# Char addition does not have expected result in C

Can someone explain me how is this at the end

``````a=?,b=?,c=-124
``````

and not

``````a=?,b=?,c=132
``````

This is code:

``````#include <stdio.h>

int main() {
char a = 'D', b='C', c='A';
a = c + 'D';
b = a + b + 'A';
c = b - a;
a = a - b + 'C';
b = b - 68;
printf("a=%c,b=%c,c=%d", a, b, c);
}
``````

### >Solution :

Your C implementation has a signed eight-bit `char`, likely uses ASCII, and, when converting an out-of-range value to a signed integer type, wraps modulo 2w, where w is the width of (number of bits in) the type. These are all implementation-defined; they may differ in other C implementations, with certain constraints.

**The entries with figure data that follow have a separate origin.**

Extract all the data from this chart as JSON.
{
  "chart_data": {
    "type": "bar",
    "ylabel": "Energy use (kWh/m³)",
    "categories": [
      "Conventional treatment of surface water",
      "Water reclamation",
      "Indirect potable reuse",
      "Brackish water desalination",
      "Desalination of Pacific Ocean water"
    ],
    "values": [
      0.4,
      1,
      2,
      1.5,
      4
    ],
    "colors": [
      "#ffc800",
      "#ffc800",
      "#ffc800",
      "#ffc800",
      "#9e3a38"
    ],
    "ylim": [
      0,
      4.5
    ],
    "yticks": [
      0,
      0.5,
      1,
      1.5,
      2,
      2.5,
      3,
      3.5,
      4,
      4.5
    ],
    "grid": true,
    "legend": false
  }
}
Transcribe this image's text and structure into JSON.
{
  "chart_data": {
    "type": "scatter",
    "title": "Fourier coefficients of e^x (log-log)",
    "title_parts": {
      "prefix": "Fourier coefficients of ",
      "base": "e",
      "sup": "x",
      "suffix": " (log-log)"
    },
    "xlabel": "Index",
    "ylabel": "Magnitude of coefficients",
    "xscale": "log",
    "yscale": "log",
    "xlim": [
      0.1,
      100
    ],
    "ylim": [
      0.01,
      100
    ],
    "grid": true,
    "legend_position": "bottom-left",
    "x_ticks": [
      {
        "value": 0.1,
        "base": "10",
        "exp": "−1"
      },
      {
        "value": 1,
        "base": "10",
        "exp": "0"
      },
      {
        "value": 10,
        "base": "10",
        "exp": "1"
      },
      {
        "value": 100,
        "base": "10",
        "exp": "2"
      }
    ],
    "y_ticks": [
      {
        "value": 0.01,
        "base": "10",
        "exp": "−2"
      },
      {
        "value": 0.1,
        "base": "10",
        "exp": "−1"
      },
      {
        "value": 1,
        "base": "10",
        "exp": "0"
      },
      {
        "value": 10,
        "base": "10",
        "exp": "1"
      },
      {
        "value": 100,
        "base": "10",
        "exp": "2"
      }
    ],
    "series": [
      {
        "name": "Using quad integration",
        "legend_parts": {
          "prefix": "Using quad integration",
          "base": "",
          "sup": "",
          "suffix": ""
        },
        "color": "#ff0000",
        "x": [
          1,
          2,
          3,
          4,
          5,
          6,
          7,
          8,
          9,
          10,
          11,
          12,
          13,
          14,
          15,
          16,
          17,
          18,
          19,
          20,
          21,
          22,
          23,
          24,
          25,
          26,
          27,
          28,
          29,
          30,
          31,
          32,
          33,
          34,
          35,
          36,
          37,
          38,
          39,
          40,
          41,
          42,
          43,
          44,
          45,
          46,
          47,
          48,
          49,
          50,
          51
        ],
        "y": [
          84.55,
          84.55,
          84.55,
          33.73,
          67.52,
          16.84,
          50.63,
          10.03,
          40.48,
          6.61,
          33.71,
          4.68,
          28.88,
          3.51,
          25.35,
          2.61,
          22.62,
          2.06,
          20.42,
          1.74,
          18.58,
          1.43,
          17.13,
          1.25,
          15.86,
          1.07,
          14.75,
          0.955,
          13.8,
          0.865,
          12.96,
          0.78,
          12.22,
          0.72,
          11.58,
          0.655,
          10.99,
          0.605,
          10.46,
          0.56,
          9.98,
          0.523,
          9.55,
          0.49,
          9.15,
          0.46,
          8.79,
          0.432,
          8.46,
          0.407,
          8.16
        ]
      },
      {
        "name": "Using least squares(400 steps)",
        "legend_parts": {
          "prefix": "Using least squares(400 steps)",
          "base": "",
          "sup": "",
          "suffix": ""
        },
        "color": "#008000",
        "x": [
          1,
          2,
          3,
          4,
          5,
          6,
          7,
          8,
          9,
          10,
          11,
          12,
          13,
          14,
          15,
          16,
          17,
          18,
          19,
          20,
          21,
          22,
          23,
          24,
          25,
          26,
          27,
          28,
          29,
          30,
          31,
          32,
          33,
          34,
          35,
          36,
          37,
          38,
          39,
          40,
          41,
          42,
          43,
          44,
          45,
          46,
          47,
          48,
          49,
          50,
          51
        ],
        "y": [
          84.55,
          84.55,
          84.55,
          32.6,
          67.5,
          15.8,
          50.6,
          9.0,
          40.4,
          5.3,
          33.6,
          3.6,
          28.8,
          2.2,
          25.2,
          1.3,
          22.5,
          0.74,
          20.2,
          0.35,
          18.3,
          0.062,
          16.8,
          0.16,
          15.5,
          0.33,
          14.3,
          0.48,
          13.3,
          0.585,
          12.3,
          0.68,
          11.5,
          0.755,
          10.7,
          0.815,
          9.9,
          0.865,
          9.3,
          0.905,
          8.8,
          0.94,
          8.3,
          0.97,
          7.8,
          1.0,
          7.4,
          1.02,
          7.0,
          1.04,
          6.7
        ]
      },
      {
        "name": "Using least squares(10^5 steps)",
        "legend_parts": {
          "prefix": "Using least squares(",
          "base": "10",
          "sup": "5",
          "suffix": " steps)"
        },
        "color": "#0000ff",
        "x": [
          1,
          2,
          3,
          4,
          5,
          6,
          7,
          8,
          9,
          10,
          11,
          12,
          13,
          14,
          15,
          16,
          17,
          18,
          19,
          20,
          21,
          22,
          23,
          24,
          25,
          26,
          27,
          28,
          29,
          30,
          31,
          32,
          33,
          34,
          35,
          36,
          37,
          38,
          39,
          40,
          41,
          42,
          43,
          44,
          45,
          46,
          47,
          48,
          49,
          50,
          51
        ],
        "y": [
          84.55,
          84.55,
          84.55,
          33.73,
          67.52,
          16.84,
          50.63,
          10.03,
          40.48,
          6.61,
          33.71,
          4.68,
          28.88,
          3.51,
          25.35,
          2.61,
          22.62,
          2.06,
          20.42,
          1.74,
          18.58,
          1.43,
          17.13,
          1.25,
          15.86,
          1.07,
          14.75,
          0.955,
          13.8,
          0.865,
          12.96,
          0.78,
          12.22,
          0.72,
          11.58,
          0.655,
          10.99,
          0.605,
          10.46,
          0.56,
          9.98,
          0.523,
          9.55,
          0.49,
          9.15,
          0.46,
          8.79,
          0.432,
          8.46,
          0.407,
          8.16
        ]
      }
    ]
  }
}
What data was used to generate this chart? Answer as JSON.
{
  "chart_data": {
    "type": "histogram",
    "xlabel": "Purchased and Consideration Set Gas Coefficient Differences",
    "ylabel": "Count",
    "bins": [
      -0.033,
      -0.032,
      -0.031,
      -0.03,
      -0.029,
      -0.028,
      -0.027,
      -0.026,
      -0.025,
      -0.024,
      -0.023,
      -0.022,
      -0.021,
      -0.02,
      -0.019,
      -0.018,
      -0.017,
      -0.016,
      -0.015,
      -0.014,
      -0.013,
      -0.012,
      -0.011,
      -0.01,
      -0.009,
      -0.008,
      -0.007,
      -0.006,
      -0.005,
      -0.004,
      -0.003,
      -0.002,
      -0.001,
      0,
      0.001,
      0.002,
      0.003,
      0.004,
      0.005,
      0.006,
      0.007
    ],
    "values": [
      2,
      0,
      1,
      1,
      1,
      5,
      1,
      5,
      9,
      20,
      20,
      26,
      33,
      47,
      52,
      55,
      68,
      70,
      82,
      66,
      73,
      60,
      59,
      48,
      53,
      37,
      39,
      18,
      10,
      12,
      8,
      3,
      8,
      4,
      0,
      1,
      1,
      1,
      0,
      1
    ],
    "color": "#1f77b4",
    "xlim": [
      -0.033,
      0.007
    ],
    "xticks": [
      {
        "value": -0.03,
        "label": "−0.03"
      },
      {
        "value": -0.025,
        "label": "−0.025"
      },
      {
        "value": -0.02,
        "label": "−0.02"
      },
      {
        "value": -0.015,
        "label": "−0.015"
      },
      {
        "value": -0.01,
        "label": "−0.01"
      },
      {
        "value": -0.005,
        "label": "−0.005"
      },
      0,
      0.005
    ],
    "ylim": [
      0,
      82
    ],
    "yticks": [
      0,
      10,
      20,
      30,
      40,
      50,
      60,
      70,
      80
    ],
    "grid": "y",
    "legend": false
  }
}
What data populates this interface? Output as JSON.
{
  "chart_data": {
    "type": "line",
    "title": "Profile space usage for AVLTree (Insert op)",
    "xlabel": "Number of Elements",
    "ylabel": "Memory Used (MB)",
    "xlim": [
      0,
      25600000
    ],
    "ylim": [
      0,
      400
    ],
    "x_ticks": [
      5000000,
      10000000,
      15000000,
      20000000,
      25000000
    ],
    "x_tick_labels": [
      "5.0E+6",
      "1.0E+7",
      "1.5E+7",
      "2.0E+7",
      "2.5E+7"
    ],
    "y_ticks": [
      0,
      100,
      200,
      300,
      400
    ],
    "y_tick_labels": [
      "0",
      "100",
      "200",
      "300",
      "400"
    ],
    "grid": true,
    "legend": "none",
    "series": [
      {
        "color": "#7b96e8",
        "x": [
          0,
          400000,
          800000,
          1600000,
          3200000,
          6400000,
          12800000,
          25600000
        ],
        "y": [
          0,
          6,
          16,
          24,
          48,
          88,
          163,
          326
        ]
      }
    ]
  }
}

`char a = 'D', b='C', c='A';` initializes `a` to 68, `b` to 67, and `c` to 65.

`a = c + 'D';` assigns 65 + 68 = 133 to `a`. Since 133 does not fit in `char`, it wraps to 133 − 256 = −123.

`b = a + b + 'A';` assigns −123 + 67 + 65 = 9 to `b`.

`c = b - a;` assigns 9 − −123 = 132 to `c`. This wraps to 132 − 256 = −124.

`a = a - b + 'C';` assigns −123 − 9 + 67 = −65 to `a`.

`b = b - 68;` assigns 9 − 68 = −59 to `b`.

`printf("a=%c,b=%c,c=%d", a, b, c);` prints `a=?,b=?,c=-124` because `a` and `b` are codes for abnormal characters and the value of `c` is −124.